◆一生ツルハシ握って働けというのか
金正恩政権は、1月の労働党大会後に軍兵員の大幅削減に踏み切った。軍服務(兵役)期間は、2020年が男子は13年だったのが8年に、女子は8年だっのたが5年に短縮され、満期に達した兵士たちの除隊が始まっている。人員不足が深刻な分野への労働力の再配置が主目的の「経済政策」の一環だと見ることができる。ところが、当の除隊者の間から不満が噴出している。北部地域に住む取材協力者が実情を調査した。(カン・ジウォン/石丸次郎)
取材協力者は、3月後半から国防省の隊列補充局傘下で兵役事務を担う「軍事動員部」の担当者などに会い、軍に入隊して8年を過ぎた兵士について、特殊な部隊と兵種を除いてすべて除隊させることが決まったことを確認した。

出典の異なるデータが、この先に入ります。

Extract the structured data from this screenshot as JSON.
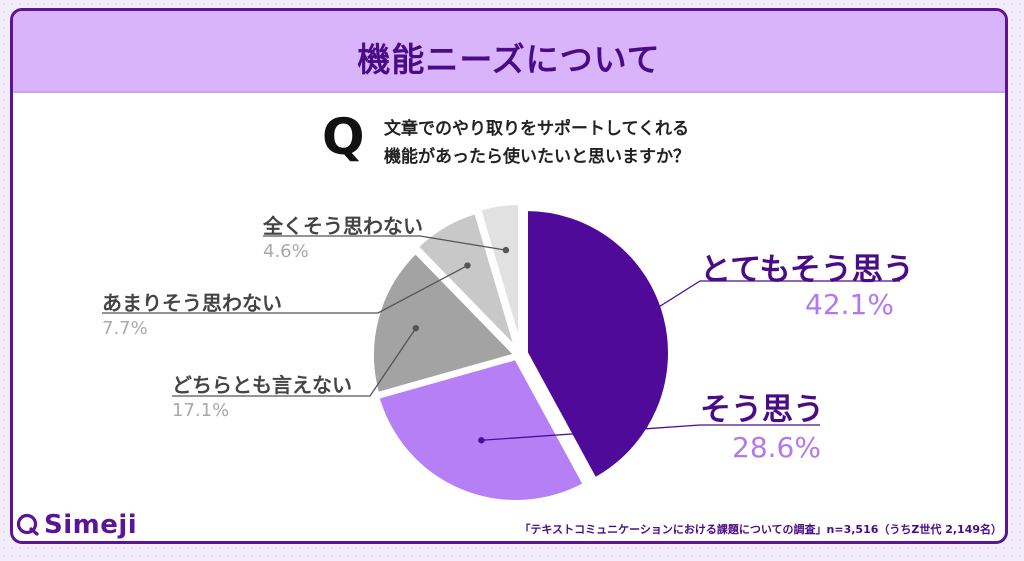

男子の場合、この10数年間の軍服務期間は10~13年間で推移してきたので、2010年頃から入隊した25~35歳の男子が大量に社会に出ることになる(入隊は17~25歳)。
前倒しで兵営生活から解放されるわけで、さぞかし兵士たちは喜んでいるだろうと思いきや、必ずしもそうではない。むしろ除隊後の待遇と配置を巡り不満が噴出しているという。一番の問題になっているのは配置先の件だ。これまで除隊軍人は大学入学の推薦を優先的に得られていたのだが、今年の政府の方針は職場への「集団進出」が優先だ。
「農村出身者は無条件に農村に配置する。そうでない除隊者も、農場、鉱山、炭鉱、建設など男の人手が足りない職場に送る。所属する部隊別、または師団、旅団ごとにまとめて『集団進出』させることになった」
調査した協力者はこう説明する。
本人の希望がまったく考慮されず、誰も行きたがらない職場に送り込まれるため、一般的に「無理配置」と呼ばれている。
「除隊しても実家にも帰れず、銃の代わりに一生涯シャベルとツルハシを振るって働かなければならないのかと、不満が強い」と協力者は述べる。